The time interval from one to the other procedure can be considered as an important factor in laparoscopic confirmation or negative HSG findings. With the continuation of the same time interval the conditions are made for the aggravation of old and occurrence of new pathological processes in genital internal female organs. The possible causes of differential diagnosis of tubal occlusion between HSG and laparoscopic examination might be: 1) unequal anaesthesia during HSG and laparoscopic examination; 2) different properties of contrast media; 3) anatomic variations in the width of lumen tubes; 4) erroneous interpretation of the results. The sensitivity of HSG in this study was different in various types of tubal passage. In other studies the sensitivity of HSG was from 65% [10] to 96% [7]. The high specificity was found during detection of combined tubal occlusion (96%). The results of other authors were similar [7, 10]. This is a good contribution to the statement that HSG is a useful test of tubal obstruction. A rather high percent of false positive results of HSG was established in this study. The possible reasons might be tubal spasm and endometrial polyp in the area of the uterine opening of the tubes.

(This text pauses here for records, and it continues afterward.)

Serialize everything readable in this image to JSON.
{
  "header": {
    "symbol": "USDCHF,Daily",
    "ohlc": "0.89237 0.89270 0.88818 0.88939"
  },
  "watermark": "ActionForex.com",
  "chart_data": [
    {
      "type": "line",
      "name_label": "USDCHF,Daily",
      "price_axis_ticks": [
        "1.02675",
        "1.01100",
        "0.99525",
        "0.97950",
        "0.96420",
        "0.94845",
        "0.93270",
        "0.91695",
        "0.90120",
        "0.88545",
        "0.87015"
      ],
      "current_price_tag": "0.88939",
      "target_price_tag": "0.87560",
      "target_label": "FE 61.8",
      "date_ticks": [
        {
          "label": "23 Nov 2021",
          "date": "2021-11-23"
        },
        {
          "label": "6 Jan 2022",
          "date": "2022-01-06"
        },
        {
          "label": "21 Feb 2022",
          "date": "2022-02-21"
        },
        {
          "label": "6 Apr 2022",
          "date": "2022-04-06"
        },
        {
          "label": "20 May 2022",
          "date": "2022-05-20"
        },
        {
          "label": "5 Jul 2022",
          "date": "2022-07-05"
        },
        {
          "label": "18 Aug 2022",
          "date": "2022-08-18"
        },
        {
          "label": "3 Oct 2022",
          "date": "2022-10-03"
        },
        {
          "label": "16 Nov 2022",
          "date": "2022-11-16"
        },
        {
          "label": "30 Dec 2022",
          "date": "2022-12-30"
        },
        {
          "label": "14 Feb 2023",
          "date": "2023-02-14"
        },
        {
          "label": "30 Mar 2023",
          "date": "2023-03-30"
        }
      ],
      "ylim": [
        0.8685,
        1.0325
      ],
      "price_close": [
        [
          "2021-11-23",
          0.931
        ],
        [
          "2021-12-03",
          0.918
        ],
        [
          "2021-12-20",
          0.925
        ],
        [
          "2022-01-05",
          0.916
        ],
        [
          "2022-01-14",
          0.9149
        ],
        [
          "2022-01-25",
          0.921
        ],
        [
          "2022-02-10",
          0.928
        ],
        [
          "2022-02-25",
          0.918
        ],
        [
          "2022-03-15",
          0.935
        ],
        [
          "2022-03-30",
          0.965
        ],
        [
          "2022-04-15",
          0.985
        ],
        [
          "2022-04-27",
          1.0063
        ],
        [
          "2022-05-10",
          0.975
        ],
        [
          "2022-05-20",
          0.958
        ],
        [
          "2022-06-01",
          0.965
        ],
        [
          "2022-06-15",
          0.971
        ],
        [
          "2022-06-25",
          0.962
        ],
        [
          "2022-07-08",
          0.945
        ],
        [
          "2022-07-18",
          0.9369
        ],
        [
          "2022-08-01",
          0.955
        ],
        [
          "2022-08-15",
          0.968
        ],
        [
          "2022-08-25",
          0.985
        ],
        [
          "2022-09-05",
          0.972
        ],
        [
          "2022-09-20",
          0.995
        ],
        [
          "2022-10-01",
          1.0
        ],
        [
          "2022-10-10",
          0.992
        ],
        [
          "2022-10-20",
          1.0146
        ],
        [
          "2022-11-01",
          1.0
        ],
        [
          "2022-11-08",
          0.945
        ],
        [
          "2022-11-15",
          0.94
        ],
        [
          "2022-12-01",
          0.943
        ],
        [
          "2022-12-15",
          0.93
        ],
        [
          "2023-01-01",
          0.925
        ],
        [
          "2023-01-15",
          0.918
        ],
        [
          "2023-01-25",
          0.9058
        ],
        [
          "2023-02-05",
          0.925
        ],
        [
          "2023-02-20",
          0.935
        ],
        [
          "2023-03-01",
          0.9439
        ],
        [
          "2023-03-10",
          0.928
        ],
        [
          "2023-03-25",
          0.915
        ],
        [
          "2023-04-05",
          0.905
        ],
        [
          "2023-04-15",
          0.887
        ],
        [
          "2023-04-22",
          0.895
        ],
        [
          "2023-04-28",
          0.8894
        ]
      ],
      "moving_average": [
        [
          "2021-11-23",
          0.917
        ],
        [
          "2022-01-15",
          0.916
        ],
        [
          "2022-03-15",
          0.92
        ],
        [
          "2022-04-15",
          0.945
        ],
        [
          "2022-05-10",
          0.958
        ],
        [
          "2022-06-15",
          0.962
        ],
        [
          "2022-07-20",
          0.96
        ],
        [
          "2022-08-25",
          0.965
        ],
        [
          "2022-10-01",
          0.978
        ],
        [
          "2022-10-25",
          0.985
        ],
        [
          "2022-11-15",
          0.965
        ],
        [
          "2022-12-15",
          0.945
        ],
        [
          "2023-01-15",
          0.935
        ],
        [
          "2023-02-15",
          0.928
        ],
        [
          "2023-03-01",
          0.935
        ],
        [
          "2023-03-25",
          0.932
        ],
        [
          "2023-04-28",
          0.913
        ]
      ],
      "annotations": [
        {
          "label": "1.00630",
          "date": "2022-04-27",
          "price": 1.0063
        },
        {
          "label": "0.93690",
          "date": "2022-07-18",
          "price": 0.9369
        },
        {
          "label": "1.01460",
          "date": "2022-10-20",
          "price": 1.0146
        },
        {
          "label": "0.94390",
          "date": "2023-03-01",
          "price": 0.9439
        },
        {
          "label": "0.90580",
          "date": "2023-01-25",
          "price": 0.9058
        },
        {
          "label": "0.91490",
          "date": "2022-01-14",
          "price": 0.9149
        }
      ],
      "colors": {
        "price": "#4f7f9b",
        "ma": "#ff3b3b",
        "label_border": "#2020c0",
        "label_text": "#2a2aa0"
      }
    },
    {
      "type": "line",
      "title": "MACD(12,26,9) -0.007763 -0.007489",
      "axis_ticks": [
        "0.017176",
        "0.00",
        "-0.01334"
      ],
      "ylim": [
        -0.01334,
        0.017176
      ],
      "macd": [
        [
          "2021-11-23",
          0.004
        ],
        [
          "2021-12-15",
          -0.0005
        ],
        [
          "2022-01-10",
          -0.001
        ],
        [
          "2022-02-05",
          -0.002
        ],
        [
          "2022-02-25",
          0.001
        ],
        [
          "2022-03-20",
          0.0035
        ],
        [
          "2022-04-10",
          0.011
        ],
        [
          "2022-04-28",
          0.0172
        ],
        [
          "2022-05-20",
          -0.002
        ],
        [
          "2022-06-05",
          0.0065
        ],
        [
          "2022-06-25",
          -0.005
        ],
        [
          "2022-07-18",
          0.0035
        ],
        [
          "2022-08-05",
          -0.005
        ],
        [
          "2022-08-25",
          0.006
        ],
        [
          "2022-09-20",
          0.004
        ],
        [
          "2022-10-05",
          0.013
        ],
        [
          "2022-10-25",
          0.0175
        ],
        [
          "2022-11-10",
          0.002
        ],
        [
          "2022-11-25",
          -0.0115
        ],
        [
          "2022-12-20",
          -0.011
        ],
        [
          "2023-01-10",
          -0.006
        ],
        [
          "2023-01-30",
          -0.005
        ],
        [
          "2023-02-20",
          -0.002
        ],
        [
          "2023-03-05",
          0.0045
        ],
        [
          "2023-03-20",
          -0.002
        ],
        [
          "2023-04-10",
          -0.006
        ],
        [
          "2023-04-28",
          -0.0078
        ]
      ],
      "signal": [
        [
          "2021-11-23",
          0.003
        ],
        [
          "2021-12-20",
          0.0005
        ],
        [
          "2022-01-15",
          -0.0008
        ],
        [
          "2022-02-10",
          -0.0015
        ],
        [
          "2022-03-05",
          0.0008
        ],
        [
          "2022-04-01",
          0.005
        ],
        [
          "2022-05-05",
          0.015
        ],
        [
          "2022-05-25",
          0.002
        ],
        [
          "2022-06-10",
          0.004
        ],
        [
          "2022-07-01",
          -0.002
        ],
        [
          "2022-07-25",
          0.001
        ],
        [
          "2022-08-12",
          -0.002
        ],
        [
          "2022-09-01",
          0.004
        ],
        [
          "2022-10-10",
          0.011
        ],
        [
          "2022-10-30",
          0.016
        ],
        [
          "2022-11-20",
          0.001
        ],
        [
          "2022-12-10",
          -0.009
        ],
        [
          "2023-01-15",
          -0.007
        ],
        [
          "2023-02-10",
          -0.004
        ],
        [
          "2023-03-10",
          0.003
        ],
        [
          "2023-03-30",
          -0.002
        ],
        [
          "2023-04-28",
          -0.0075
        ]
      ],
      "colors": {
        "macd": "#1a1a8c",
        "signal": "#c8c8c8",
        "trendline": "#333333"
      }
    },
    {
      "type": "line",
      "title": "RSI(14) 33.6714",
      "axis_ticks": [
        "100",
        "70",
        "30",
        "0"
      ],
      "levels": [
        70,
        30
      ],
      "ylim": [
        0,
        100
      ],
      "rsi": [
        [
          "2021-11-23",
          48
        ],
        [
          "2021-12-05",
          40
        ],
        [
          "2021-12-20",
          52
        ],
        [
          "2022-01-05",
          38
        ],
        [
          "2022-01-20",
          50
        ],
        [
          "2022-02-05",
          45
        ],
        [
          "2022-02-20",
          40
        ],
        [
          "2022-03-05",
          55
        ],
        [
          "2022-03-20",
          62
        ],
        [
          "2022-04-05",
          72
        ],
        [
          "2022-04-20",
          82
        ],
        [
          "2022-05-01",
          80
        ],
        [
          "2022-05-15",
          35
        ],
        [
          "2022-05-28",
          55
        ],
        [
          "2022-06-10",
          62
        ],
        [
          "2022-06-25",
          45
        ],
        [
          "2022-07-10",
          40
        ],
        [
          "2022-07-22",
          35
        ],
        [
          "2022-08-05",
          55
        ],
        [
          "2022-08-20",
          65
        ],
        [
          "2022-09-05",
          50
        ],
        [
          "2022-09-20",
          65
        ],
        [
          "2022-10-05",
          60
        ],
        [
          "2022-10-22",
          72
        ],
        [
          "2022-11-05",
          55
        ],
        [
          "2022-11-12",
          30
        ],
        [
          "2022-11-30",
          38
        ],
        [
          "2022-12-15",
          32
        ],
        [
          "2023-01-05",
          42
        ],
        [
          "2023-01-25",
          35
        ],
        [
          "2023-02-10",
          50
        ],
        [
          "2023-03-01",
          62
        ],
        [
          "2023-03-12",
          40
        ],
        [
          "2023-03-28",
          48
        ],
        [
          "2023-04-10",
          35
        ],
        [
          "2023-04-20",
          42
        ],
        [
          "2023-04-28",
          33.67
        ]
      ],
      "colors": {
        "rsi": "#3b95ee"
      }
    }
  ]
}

On the basis of the obtained results, the following conclusions can be drawn: 1) HSG is a simple method for examination of female sterility; 2) HSG and laparoscopy are the complementary methods in the examination of tubal sterility; 3) HSG is inferior in relation to laparoscopy in the examination of peritubal adhesion.
子宫输卵管造影(HSG)是一种使用放射造影剂对子宫颈管、子宫腔和输卵管进行的放射学检查[1]。该方法是妇科检查的一个组成部分,其在现代妇科实践中的价值并未被低估。
本研究的目的是评估HSG在输卵管诊断中的可靠性,并将所得结果与腹腔镜检查结果进行比较。
该研究纳入了140名不孕女性。HSG在月经周期的前半期进行,通常在第9天,无需麻醉。使用舒尔茨后的器械;使用15毫升Telebrix造影剂。拍摄了三张X光片。腹腔镜检查在全身气管内麻醉下进行。使用史托斯腹腔镜。使用二氧化碳进行人工气腹,使用靛胭脂进行输卵管通畅检查。对所得结果进行统计学处理。采用描述性和分析性模型。p<0.05和p<0.01被视为具有统计学意义的危险因素。
两种检查之间的平均时间间隔为5.18个月。HSG检查结果正常的有53名女性(37.9%);输卵管阻塞的有67名女性(47.9%),输卵管周围粘连伴输卵管通畅的有20名(14.3%)患者。腹腔镜检查结果正常的有56名女性(40.0%),输卵管阻塞的有64名女性(45.7%),输卵管周围粘连伴输卵管通畅的有20名(14.3%)患者。HSG和腹腔镜检查关于正常输卵管的结果在32名女性(22.9%)中一致,输卵管阻塞在35名女性(25.0%)中一致,输卵管周围粘连伴输卵管通畅在5名(3.6%)患者中一致。HSG在检测近端输卵管阻塞时敏感性最高(78%),在伴有粘连的阻塞中敏感性最低(2%)。HSG在诊断联合阻塞时特异性最高(96%),在输卵管周围粘连伴输卵管通畅时特异性最低(25%)。假阴性结果为15%,假阳性结果为17.1%。
两次检查之间的时间间隔可被视为腹腔镜确认或HSG阴性结果的一个重要因素。随着相同时间间隔的持续,女性内生殖器中旧的病理过程加重和新的病理过程出现的条件得以形成。HSG和腹腔镜检查在输卵管阻塞鉴别诊断中的可能原因可能是:1)HSG和腹腔镜检查时麻醉不同;2)造影剂性质不同;3)输卵管管腔宽度的解剖变异;4)结果解读错误。本研究中HSG在不同类型输卵管通畅情况中的敏感性不同。在其他研究中,HSG的敏感性为65%[10]至96%[7]。在检测联合输卵管阻塞时发现特异性较高(96%)。其他作者的结果相似[7,10]。这为HSG是一种有用的输卵管阻塞检测方法这一说法提供了有力支持。本研究中HSG的假阳性结果比例相当高。可能的原因可能是输卵管痉挛和输卵管子宫开口处的子宫内膜息肉。
根据所得结果,可以得出以下结论:1)HSG是一种检查女性不育症的简单方法;2)HSG和腹腔镜检查是检查输卵管性不育症的互补方法;3)在检查输卵管周围粘连方面,HSG相对于腹腔镜检查较差。